Opposition leaders have highlighted lacunae in the VB-G RAM G Act that persist despite facing problems during the outgoing MGNREGA scheme.
The leaders claimed that the new law, which will be implemented from July 1, goes against the federal structure.
Citing the example of a tribal village at Barapala in Rajasthan’s Udaipur, CPM leader Brinda Karat said in a letter to Union agriculture minister Shivraj Singh Chouhan on Monday: “Rajasthan has special summer timings because of the heat. For four hours, from 6.30am till 10am, scores of women waited for the online official attendance site to open. But despite repeated efforts, the connection was not available and the ‘mate’ in charge had to finally declare there could be no work that day. This, I was told, is a common occurrence.”
Under the Viksit Bharat-Guarantee for Rozgar and Ajeevika Mission (Gramin) Act, a “mate” acts as the designated worksite supervisor or site supervisor.
Karat, who had visited the village on Sunday, said: “From December last year, when the MGNREGA was scrapped, even though Parliament was assured that work would continue till the new law was implemented, these women workers have got only 18 days of work from January till June. At least 12 elderly women workers said the biometric face recognition had excluded them as their eyes could not be captured by the technology...
“The reason I give you these details is because your Ministry has published a set of eight Rules for the implementation of the VB-G RAM G Act on May 22 without any consultation with rural and MGNREGA workers’ organisations and unions. Perhaps if they had been consulted, the very real problems I have described above would have been addressed by the Rules.”
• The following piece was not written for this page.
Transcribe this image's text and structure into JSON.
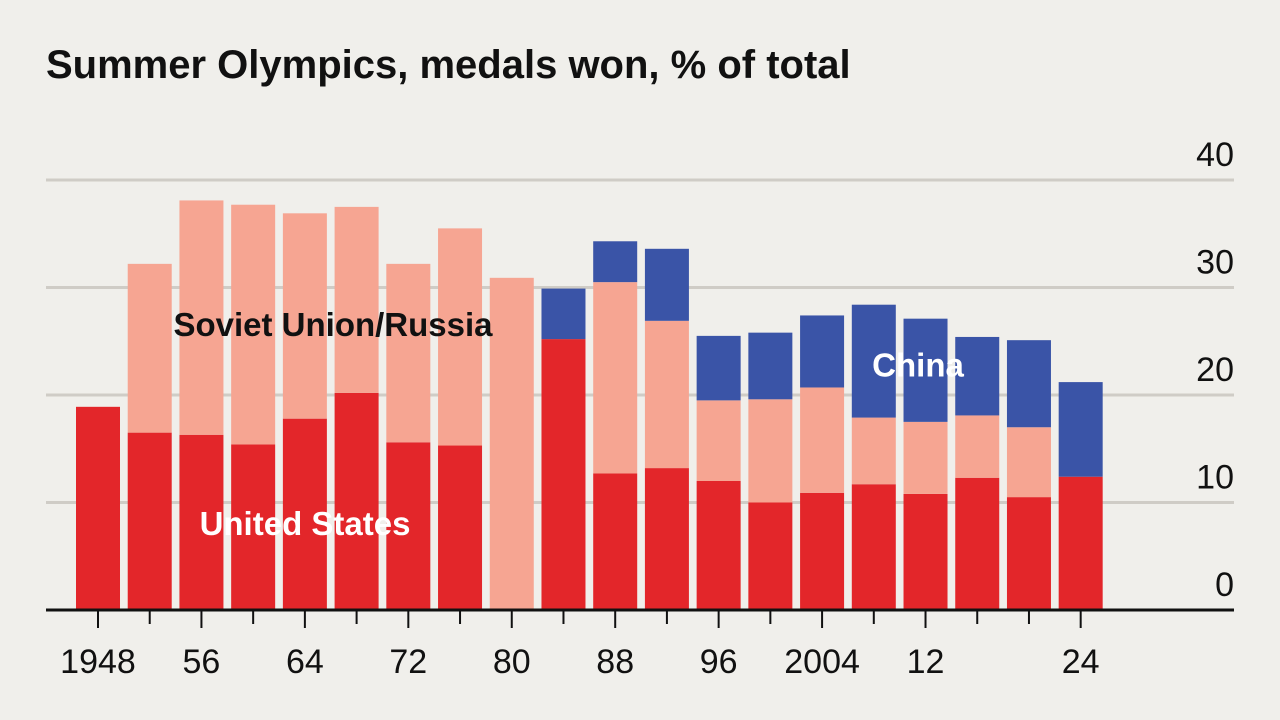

Karat explained: “The Rules reflect (1) extreme concentration of all decision making in the hands of the Union government (2) are an assault on the federal nature of the Constitution by denying state governments any say in the implementation of the law except what is decreed by the Union government (3) prescribe ‘objective’ parameters for fund allocation which are neither objective nor fair (4) rely excessively on technology (5) lay out no parameters for wage fixation.”
She said that Rule 396E, which gives weightage to a state’s population, would effectively reduce funding to southern states that have been providing more days of work under the MGNREGA. She cited other rules as well that could create hurdles for states to spend more on providing work, the silence on minimum wages, and the mandatory e-KYC via mobile phones of workers, which only about half of all workers have been able to do.
Karat added: “It is ironical that a set of Rules ostensibly drafted to ensure transparency and control corruption has no separate body for social audit or any independent authority.... The top-heavy, bureaucratic nature of the entire exercise is underlined by the total lack of recognition in the Rules of the rights of panchayats and their voice in decision-making. For all these reasons, the Rules need to be withdrawn. The MGNREGA should remain in operation.”
Chouhan said at an event here on Sunday: “For two years, I studied the MGNREGA and found that several glaring discrepancies had crept into the scheme and there was massive misuse of funds, muster rolls were not properly made, and attendance numbers were forged… and therefore we thought of changing it with VB-G RAM G.”
Congress communication head Jairam Ramesh said on X: “MGNREGA was a demand-driven rights-based guarantee by the Central Government. VB-G RAM G will be an allocation-based scheme in which 60% of the expenditure will be borne by the Centre (and) 40% will come from the states.
“The normative allocation formula that is being adopted is the same that the 16th Finance Commission had adopted to distribute the single divisible pool of taxes amongst states. The Finance Commission formula is for distributing revenues, not underwriting expenditures. That is the role of grants most of which were abolished by the 16th Finance Commission. Ensuring equity through an efficiency formula is yet another assault on the already fragile fabric of our federalism.”
Bihar, Madhya Pradesh and Jharkhand have reportedly asked the Centre to review the 60:40 (Centre-state) funding ratio under VB-G RAM G. Under the MGNREGA, more than 90 per cent funding came from the Centre.